Por vezes não senti-me mulher.
A mediocridade humana jamais interessou-me.
Minha obsessão pelo passado já causou-me insônias.
Responsável por desencadear  descontentamentos  com o presente, essa obsessão não fez de mim um ser igual.
Tortura-me vida afora...
Rejeitei o estilo de vida submetido por seus ancestrais, a forma aderida por eles  para alcançar o topo da montanha “vida” jamais será a minha. O rejeitei para desfrutar da felicidade, quase inatingível, porém real para os corajosos a desbravar a montanha.
Não me engano mais. E nem você o fará.
Sua formação é a de um falsário.E a minha, correndo o risco de rotularem “inútil”, possui honestidade.
A mim ninguém poderá comprar, auferir fantásticas vantagens.

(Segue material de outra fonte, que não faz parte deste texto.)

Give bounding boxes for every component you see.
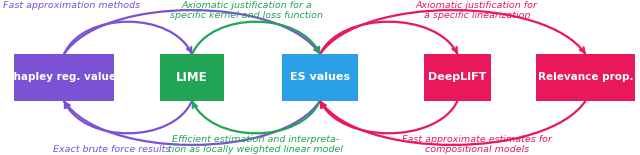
FancyBboxPatch shape <box>160 54 224 101</box>
Text: Axiomatic justification for a
specific kernel and loss function: Axiomatic justification for a specific k… <box>170 1 323 20</box>
Text: Relevance prop.: Relevance prop. <box>538 73 634 82</box>
Text: Exact brute force results: Exact brute force results <box>53 145 171 154</box>
Text: Axiomatic justification for
a specific linearization: Axiomatic justification for a specific l… <box>416 1 538 20</box>
FancyBboxPatch shape <box>15 54 114 101</box>
FancyBboxPatch shape <box>282 54 358 101</box>
Text: Fast approximate estimates for
compositional models: Fast approximate estimates for compositi… <box>402 135 552 154</box>
Text: ES values: ES values <box>290 73 350 82</box>
FancyBboxPatch shape <box>424 54 492 101</box>
Text: LIME: LIME <box>176 71 208 84</box>
Text: DeepLIFT: DeepLIFT <box>428 73 487 82</box>
Text: Efficient estimation and interpreta-
tion as locally weighted linear model: Efficient estimation and interpreta- tio… <box>168 135 344 154</box>
FancyBboxPatch shape <box>536 54 636 101</box>
Text: Shapley reg. values: Shapley reg. values <box>6 73 122 82</box>
Text: Fast approximation methods: Fast approximation methods <box>3 1 140 10</box>
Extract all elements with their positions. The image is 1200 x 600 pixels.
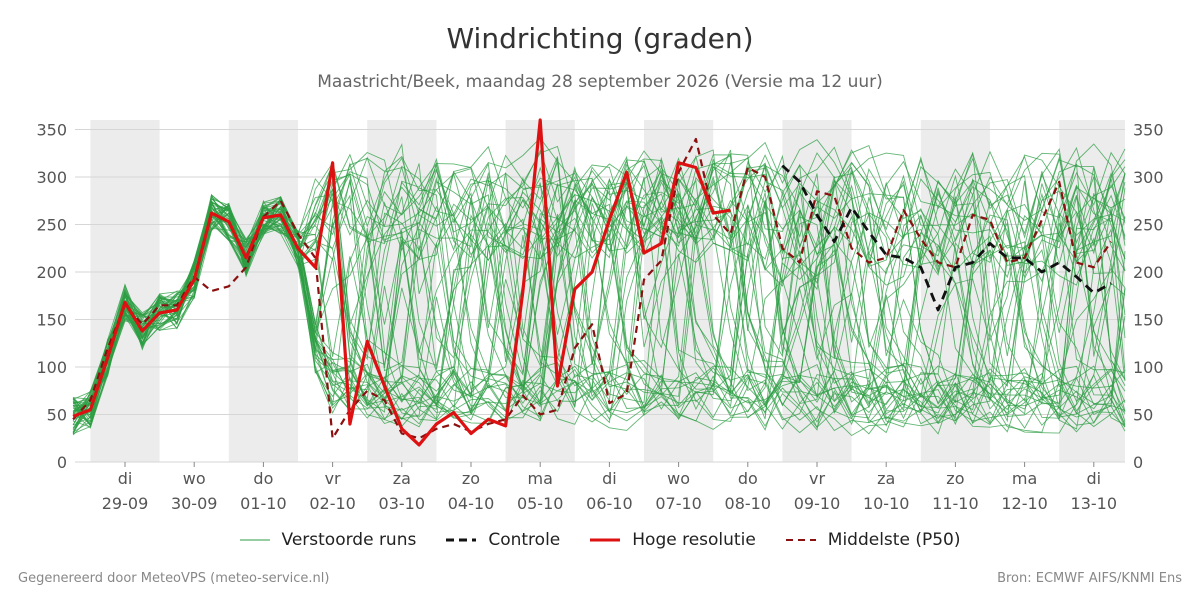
y-tick-label: 50 [47, 406, 67, 425]
ensemble-member-line [72, 154, 1126, 419]
y-tick-label: 200 [36, 263, 67, 282]
legend-label: Controle [488, 530, 561, 550]
x-tick-day: do [738, 469, 758, 488]
x-tick-day: za [393, 469, 411, 488]
y-tick-label: 200 [1133, 263, 1164, 282]
footer-source: Bron: ECMWF AIFS/KNMI Ens [997, 571, 1182, 586]
footer-generated-by: Gegenereerd door MeteoVPS (meteo-service… [18, 571, 330, 586]
y-tick-label: 250 [1133, 216, 1164, 235]
legend-label: Middelste (P50) [827, 530, 961, 550]
day-band [782, 120, 852, 462]
y-tick-label: 350 [36, 121, 67, 140]
x-tick-day: vr [809, 469, 825, 488]
y-tick-label: 300 [1133, 168, 1164, 187]
x-tick-day: ma [1012, 469, 1037, 488]
x-axis: di 29-09 wo 30-09 do 01-10 vr 02-10 za 03-10 zo 04-… [102, 462, 1117, 513]
x-tick-day: zo [462, 469, 480, 488]
y-tick-label: 150 [36, 311, 67, 330]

Reticências perseguiram minhas frases...
Sobre elas jamais proferi uma palavra.
Não sinto-me parte dessa massificação caótica dos dias atuais.
E agradeço por isso.
Esses uniformes não me cabem, essas máscaras não me agradam e não me sofismarão.
Persiga sua forjada felicidade ilusória, fabulação do poder do dinheiro que muitos corrompe.
Rebelem novamente sua ganância de origem inexplicável.
Saiam detrás da cortina de fumaça, tecida por si mesmos.
Congratulações! Senhores bem-sucedidos, seu rebanho morre de fome e suas roupas são do mais fino pano.
Eu honrarei a herança denominada “vida”.
Olharei para o lado e lutarei contra o vazio humano.
Paradoxo, não sinto-me mulher, nem homem, paraíso ou inferno...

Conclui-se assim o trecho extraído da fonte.